How do you avoid problems such as trespass and private property while dumpster diving?
When dumpster diving, the legality of things can certainly get blurry. Reclaiming food from bins is not illegal, but of course there can be times when you quite clearly trespass. Setting up your own set of rules can give you something to work on. I go by a few rules that I’ve picked up from people around me. When dumpster diving, that’s all your doing, don’t go for anything else, don’t be destructive, leave the place clean, pick a lock (don’t bust it) and be discreet (the last one helps the most). I’ve never gotten into legal problems, nor do I think the risk of being nabbed by police is an issue. Dumpster divers aren’t criminalized in my experience. When I meet an employer of the supermarket, I find it important to stay calm, confident and cordial – I’ve only ever been asked to move on twice. In fact you’ll be surprised how indifferent or sympathetic some of the crew are.
How do you determine what’s good food? Are you concerned about eating meat or infected food?
Dumpster diving can be a lot of fun, but it’s also hard work some times. Being discerning, digging around for the right stuff, becoming familiar with chuck out times (so you get the food before it’s been sitting around for long) is important. Dumpster divers definitely establish ‘relationships’ with some bins, some are just constantly yielding good food. I, for one, go to one bin in particular (a lot) where I get meat products that are still hot from the oven (and delicious). The trust I have in this bin is fairly high, it would take me a lot of convincing to try meat from other bins. As for coming across infected food, I’ve never really experienced this, nor am I sure what that might entail. Scanning food and giving it a big wash when you get home usually does the trick!
Have you got dumpsters that you particularly like diving in? What is it about that dumpster?
As I mentioned, I have a favourite bin where I trust the food is good, it’s reliable and I love the food I get from it too. But the biggest attraction to this bin is the attitude of the staff at the shopfront. They’re supportive, welcoming and position foods in separate bin bags for easy access.
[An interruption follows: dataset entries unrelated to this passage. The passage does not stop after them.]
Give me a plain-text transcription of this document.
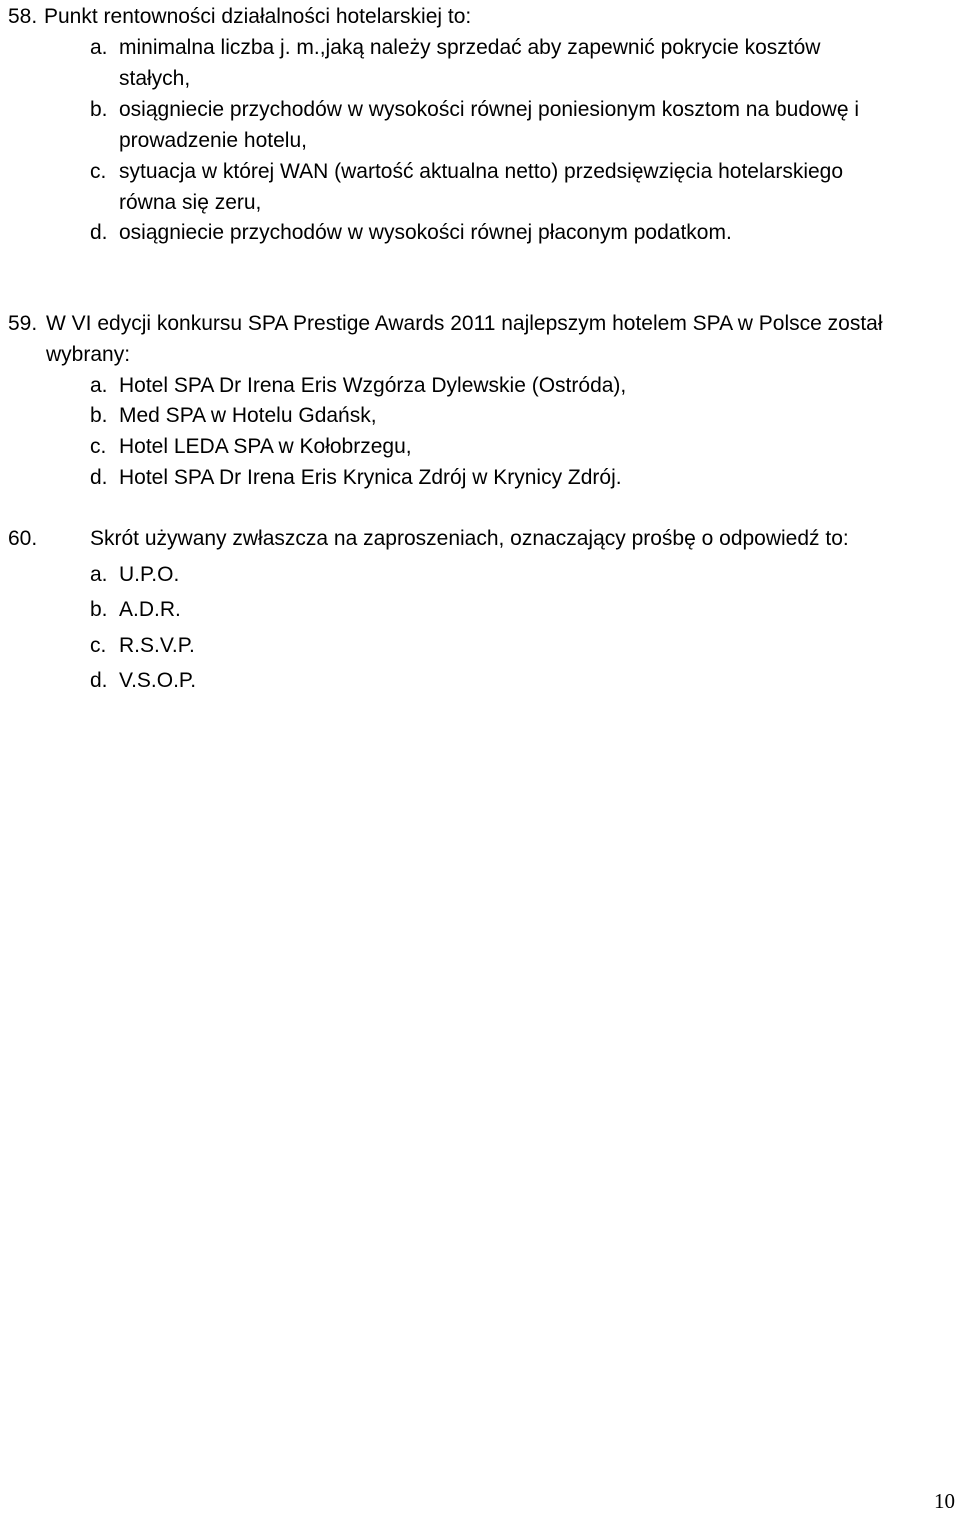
58. Punkt rentowności działalności hotelarskiej to:
a. minimalna liczba j. m.,jaką należy sprzedać aby zapewnić pokrycie kosztów
stałych,
b. osiągniecie przychodów w wysokości równej poniesionym kosztom na budowę i
prowadzenie hotelu,
c. sytuacja w której WAN (wartość aktualna netto) przedsięwzięcia hotelarskiego
równa się zeru,
d. osiągniecie przychodów w wysokości równej płaconym podatkom.
59. W VI edycji konkursu SPA Prestige Awards 2011 najlepszym hotelem SPA w Polsce został
wybrany:
a. Hotel SPA Dr Irena Eris Wzgórza Dylewskie (Ostróda),
b. Med SPA w Hotelu Gdańsk,
c. Hotel LEDA SPA w Kołobrzegu,
d. Hotel SPA Dr Irena Eris Krynica Zdrój w Krynicy Zdrój.
60.	Skrót używany zwłaszcza na zaproszeniach, oznaczający prośbę o odpowiedź to:
a. U.P.O.
b. A.D.R.
c. R.S.V.P.
d. V.S.O.P.
10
To me, this shows that the people who make and sell the food, care enough about it for the left overs to be properly used and appreciated. Quite a contrast to the larger supermarket enterprises!
What means do you currently use to communicate with other divers about checking up on laws, dumpster etc?
When talking about the legalities with other divers, it rarely goes beyond talking about which bin locations have more aggressive staff and big fences. But as for new digs, it mainly rests on word of mouth news and going out for a dumpster date. I know some divers are protective of their bins and what the best times are. There are also dumpster wikis and forums where people can make call outs and find people to meet up with. I haven’t used this service, but I know several people who do something like this with people who are travelling through or new to the city.
What do I say to people who think it’s a dirty past time, unhygienic, illegal etc?
To be honest, if I find some one really disapproves of my diving habits, I usually laugh it off and move the topic along. Diving doesn’t suit everyone’s taste, and I’m resigned to that. But when people genuinely are curious, I definitely let spill how rewarding diving is. As a student, it has helped me get by in an expensive city, it has diverted a lot of waste, it isn’t at all unhygienic, it’s social, fun and you work more for your food rather than passively consuming it – these are all points I’m only touching upon but when you unpack them properly, just one would suffice enough to consider turning to the bins for!